The Emotet-based credit card stealer is exclusive to Google’s browser, which over 60% of internet users use.
The infamous Emoter malware is now capable of deploying a new module designed to pluck credit card information stored in the Chrome web browser.
First discovered by researchers at cybersecurity firm Proofpoint on 6 June, the module was dropped by the E4 botnet, a part of Emotet’s infrastructure.
“To our surprise, it was a credit card stealer that was solely targeting the Chrome browser. Once card details were collected they were exfiltrated to different C2 servers than the module loader,” researchers said in a tweet.
Emotet, the invincible
According to Check Point Research, Emotet, an advanced, self-propagating, and modular Trojan is the most prevalent malware and impacts 6% of organizations worldwide.

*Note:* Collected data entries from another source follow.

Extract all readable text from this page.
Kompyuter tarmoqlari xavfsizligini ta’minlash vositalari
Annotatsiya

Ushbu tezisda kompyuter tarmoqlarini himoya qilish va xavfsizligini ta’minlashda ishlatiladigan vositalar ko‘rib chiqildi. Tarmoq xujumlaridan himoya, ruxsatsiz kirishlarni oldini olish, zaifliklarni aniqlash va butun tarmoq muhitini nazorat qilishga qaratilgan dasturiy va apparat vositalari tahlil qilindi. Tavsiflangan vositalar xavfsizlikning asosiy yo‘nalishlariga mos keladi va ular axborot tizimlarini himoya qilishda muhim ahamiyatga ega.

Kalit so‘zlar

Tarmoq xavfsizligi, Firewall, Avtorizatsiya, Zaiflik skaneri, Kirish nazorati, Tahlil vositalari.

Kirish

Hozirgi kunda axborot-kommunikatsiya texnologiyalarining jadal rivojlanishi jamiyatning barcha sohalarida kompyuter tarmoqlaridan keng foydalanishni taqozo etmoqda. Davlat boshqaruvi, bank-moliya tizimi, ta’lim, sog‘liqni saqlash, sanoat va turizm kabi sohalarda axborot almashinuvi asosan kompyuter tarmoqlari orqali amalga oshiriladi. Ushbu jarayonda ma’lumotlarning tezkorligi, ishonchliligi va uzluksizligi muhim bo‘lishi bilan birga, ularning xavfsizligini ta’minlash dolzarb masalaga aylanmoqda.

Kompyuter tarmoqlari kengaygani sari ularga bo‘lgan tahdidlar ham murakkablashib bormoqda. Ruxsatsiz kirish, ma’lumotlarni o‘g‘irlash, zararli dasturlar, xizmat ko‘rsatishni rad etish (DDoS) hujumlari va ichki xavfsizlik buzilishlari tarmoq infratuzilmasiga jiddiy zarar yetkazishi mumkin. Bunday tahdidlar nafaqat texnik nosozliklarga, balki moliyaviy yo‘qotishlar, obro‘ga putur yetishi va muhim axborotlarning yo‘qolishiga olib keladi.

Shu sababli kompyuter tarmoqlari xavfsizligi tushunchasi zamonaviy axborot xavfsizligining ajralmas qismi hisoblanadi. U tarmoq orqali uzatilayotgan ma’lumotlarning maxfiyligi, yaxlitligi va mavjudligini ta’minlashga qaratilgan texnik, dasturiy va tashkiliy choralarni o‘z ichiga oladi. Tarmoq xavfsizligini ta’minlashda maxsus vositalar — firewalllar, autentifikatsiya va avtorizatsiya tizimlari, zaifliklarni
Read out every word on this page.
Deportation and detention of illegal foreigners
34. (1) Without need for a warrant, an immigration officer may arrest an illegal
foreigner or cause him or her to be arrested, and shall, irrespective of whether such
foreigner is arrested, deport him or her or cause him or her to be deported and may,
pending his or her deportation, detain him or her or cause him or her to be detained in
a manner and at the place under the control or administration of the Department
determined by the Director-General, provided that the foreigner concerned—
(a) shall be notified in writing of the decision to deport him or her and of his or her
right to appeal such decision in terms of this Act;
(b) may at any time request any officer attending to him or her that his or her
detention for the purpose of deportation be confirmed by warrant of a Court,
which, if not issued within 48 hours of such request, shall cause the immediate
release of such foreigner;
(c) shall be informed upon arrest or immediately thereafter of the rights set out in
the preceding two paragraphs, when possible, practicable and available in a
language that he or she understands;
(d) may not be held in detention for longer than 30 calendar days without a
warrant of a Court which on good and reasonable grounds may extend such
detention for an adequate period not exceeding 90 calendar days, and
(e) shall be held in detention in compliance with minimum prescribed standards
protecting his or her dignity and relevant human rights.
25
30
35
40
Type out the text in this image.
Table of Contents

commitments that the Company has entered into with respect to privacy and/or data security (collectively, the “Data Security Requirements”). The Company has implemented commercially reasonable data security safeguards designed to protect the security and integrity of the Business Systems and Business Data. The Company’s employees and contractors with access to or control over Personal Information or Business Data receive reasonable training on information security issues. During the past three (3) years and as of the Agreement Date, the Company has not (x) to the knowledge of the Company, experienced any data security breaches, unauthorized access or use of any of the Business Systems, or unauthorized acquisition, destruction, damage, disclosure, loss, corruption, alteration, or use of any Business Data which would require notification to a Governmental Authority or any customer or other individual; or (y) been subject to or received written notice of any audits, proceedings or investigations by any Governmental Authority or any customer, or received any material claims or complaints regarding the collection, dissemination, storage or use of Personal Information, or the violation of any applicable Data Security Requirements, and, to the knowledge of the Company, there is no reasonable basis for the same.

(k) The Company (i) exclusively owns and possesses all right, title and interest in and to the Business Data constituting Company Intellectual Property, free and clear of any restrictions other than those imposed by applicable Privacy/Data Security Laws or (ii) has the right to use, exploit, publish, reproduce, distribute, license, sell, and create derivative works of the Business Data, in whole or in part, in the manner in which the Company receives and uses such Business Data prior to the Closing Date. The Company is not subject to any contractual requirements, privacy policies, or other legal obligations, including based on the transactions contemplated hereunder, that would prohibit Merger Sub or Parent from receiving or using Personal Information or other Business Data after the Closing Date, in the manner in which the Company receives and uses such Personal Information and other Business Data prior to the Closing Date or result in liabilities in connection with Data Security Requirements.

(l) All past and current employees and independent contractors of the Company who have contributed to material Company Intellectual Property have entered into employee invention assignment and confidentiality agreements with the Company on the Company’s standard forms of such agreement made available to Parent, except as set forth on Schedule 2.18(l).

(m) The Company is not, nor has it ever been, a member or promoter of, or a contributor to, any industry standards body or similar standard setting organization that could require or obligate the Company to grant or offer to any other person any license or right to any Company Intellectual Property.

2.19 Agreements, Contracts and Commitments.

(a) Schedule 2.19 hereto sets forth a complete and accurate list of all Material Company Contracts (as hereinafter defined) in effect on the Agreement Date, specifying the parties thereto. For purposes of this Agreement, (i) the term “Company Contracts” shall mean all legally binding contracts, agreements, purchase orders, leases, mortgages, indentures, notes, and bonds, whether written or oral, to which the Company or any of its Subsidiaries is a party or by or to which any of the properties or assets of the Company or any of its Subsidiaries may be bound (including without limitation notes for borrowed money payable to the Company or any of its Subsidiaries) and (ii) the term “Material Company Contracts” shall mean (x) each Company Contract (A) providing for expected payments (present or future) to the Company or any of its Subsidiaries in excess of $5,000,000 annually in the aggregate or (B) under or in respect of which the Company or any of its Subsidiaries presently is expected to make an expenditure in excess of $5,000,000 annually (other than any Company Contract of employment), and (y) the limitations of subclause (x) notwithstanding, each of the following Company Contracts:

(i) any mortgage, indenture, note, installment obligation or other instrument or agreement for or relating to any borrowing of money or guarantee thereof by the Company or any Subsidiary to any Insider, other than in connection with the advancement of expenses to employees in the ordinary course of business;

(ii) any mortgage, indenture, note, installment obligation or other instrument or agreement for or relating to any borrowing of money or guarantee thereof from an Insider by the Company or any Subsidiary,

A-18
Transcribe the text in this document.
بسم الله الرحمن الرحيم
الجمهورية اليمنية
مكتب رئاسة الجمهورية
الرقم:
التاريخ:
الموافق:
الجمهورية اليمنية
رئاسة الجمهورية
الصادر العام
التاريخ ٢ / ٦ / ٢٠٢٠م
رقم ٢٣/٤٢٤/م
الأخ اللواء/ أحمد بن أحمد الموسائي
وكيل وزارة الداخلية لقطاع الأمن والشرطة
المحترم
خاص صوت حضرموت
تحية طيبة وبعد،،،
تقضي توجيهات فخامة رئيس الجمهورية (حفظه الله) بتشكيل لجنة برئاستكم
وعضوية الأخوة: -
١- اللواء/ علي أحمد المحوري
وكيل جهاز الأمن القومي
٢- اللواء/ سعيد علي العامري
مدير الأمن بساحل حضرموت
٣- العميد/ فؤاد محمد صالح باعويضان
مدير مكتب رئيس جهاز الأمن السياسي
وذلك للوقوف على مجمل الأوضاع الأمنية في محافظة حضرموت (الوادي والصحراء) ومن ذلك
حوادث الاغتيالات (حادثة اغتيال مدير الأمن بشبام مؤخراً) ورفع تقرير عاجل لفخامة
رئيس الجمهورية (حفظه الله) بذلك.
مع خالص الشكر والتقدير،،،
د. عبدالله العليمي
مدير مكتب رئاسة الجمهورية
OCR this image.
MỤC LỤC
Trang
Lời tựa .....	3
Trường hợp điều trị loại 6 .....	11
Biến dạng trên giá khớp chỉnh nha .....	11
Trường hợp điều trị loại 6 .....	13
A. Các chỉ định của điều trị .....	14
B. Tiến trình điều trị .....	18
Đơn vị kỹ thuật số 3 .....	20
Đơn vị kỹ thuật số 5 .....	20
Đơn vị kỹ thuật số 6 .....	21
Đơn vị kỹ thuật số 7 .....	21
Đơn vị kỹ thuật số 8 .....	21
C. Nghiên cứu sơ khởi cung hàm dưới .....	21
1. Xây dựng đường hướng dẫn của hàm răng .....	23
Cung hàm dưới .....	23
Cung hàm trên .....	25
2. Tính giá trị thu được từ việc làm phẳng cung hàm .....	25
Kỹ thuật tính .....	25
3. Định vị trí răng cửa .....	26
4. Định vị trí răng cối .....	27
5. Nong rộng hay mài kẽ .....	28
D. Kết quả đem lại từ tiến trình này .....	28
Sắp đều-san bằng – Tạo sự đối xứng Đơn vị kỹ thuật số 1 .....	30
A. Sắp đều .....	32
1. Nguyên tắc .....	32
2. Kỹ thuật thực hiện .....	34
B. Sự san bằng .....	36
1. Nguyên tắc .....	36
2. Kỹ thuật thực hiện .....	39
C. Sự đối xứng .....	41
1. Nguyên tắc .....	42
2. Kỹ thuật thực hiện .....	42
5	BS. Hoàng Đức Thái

The Emotet infrastructure acted as a primary door opener for computer systems. Once unauthorized access was established, they were sold to cybercriminals to further exploit the system, for example, deploying ransomware.
The criminal empire went silent and was largely inactive from January to October 2021. However, from October, Emotet started being delivered as a secondary payload after a PC was infected with TrickBot malware.
Since its resurgence, Emotet has been increasingly active, with HP Wolf Security reporting a 2,823% increase in Emotet email spam in Q1 of 2022 compared to the previous quarter.
“The malware rose 36 places to become the most popular family in circulation, behind Agent Tesla and Nemucod,” the company said in Threat Insights Report.